Some day we will all look back and marvel at the blatant discrimination with which our nation has abused its gay and lesbian citizens.

Thomas Kraemer

August 3rd, 2009

The Census has always made “raw data” available to researchers, even back in the days of magnetic data tape reels. The problem with the Census Bureau’s “raw data” is there are VERY FEW people with access to the highly sophisticated computer algorithms required to accurately extract even simple information, such as the number of same-sex married couples by state. Hopefully, some gay census experts will do this work pro bono.

Burr

August 3rd, 2009

I know there’s been studies that have attempted to estimate same sex couples based on the census before, so it’s well-trodden territory.

I’m having trouble understanding how DOMA applies to the census at all and why they have to do this idiotic tap dance. It’s just data, not policy.

Christopher Waldrop

August 4th, 2009

Like Burr I wonder why DOMA applies to the census, and as I read this I was scratching my head and wondering what the Bush administration’s justification was for prohibiting the release of the information. Oh, I know Bush didn’t think the public needed to know anything, but was there really a concern that releasing information about the number of same-sex couples in the US posed a threat?

JimInMa

August 4th, 2009

CW –
Of course it’s a threat – to those who want to keep believing that gay marriage either doesn’t exist or cannot happen.
Their entire way of life will be overturned if they find out that the statistics for gay marriage and divorce are about the same as for hetero marriage and divorce. They would have to start thinking of us as actual people rather than a few shouting political terrorist perverts.

Christopher Waldrop

August 5th, 2009

JimInMa-
Thanks for clarifying. It’s so obvious I feel stupid for not realizing that suppressing the data would allow people who feel threatened by same-sex marriage to pretend it doesn’t exist.
And maybe I’m being overly naive and optimistic, but there is a possibility that same-sex divorce rates are lower than they are for heterosexual couples. I can understand why some might consider that a threat.

Jason D

August 5th, 2009

“And maybe I’m being overly naive and optimistic, but there is a possibility that same-sex divorce rates are lower than they are for heterosexual couples. I can understand why some might consider that a threat.”

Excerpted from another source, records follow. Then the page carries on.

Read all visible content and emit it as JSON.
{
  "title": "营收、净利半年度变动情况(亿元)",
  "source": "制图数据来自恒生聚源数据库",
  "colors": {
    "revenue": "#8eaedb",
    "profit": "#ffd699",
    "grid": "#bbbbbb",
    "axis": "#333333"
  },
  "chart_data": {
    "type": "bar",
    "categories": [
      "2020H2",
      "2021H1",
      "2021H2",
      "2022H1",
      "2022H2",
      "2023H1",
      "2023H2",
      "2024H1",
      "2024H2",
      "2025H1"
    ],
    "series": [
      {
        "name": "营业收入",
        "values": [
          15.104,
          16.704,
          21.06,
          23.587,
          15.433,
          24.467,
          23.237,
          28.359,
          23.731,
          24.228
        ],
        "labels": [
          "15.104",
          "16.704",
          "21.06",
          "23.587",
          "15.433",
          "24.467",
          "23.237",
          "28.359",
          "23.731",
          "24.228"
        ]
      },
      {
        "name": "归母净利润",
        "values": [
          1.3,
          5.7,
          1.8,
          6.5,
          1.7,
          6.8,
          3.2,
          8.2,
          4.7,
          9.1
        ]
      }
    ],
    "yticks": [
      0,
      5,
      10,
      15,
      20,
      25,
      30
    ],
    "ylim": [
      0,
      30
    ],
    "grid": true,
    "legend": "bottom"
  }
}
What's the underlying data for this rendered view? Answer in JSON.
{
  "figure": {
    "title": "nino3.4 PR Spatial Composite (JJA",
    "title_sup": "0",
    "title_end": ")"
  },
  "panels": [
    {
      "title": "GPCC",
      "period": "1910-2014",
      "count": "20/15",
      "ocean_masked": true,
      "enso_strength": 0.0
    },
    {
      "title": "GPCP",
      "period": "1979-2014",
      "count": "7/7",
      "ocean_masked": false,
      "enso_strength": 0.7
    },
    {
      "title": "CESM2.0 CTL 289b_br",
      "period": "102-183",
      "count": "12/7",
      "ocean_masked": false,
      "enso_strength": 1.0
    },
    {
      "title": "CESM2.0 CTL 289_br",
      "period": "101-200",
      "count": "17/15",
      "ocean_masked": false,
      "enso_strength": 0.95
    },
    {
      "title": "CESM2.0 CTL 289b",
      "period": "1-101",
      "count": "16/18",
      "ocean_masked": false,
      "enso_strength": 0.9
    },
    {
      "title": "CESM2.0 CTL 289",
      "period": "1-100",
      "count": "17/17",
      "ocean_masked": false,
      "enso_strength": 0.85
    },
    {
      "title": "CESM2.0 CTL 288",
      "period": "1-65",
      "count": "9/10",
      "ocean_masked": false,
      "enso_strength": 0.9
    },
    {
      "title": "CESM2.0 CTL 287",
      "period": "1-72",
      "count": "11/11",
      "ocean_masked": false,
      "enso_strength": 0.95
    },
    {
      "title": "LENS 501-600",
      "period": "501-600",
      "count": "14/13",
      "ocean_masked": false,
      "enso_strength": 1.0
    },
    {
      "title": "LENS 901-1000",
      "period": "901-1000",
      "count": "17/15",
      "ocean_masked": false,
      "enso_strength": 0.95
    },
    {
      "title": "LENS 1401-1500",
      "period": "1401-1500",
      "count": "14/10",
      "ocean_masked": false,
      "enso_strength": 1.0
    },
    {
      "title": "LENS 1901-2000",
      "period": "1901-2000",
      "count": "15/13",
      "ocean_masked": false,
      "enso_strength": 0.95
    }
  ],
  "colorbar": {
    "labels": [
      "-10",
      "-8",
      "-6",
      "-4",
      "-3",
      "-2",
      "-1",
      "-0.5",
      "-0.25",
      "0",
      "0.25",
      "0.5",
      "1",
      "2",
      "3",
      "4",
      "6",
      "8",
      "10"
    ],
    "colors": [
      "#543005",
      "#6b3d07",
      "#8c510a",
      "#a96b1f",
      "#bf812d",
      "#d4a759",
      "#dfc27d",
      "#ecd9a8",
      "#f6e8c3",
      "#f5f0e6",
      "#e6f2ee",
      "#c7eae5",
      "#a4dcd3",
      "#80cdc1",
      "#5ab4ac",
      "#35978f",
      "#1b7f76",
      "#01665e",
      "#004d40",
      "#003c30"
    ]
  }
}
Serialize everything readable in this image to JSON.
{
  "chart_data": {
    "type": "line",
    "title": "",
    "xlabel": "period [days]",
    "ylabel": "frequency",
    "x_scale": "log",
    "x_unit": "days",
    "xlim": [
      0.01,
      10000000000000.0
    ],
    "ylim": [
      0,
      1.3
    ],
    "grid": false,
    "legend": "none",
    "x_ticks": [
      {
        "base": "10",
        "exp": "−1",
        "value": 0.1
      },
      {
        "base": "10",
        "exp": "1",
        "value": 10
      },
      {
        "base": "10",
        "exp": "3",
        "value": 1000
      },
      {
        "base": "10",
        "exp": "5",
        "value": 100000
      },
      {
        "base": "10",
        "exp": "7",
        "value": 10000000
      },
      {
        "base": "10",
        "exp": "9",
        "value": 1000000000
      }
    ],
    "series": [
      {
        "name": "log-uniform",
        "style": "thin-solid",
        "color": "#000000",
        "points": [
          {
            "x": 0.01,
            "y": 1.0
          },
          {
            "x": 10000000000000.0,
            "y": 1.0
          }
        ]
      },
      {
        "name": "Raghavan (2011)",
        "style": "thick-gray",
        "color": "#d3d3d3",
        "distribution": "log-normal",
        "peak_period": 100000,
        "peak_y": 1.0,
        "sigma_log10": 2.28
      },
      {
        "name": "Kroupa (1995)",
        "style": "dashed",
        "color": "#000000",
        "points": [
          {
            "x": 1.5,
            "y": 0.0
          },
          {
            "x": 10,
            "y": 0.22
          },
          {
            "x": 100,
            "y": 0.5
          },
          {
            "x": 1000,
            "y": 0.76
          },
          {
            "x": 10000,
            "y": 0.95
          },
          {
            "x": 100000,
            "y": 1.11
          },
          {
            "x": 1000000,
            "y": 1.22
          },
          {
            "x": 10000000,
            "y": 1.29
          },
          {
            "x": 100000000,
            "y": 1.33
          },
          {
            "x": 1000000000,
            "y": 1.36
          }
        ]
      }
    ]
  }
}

My guess is that the divorce rate will be lower for LGBT couples…at first. Along with younger couples who decided to tie the knot recently, there are also a number of couples who’ve been defacto “married” for 10, 20, 30, 40+ years already — those couples are less likely to get legally married today and legally divorced tomorrow. But after we run out of older couples who have been waiting decades to get married, I think it will equalize.

Ephilei

August 7th, 2009

Is this only counting marriages that are legally recognized? If I have a same-sex marriage in Illinois recognized by friends and family but not Illinois, do I still get ignored?

chris colon

August 7th, 2009

I don’t understand why DOMA would prevent gay marriages from being counted. Illegal aliens are encouraged to participate in the census so that they can be counted. It is important to count everyone, and every category as well. Obviously, even though they are encouraged to participate, they probably don’t in great numbers. However, the point is that they are counted, and the fact that it is illegal for them to be in the country does not prevent the government from counting them. Makes no sense to me at all! I WANT ALL LEGAL GAY MARRIAGES COUNTED IN THE NEXT CENSUS AND I WILL ENCOURAGE/DEMAND THIS FROM MY REPRESENTATIVES IN D.C.. This is the kind of information that will help us to measure our efforts in the work of legalizing gay marriage, and not having the information makes it impossible to make any conclusions about legally married gay couples’ demographics and they all know that! Write to your representation in D.C. to force the counters to include legally married gay couples.

Timothy Kincaid

August 7th, 2009

Ephilei,

I’m not sure. My understanding is that they will release the number of those who tick the “married” box but are of the same sex.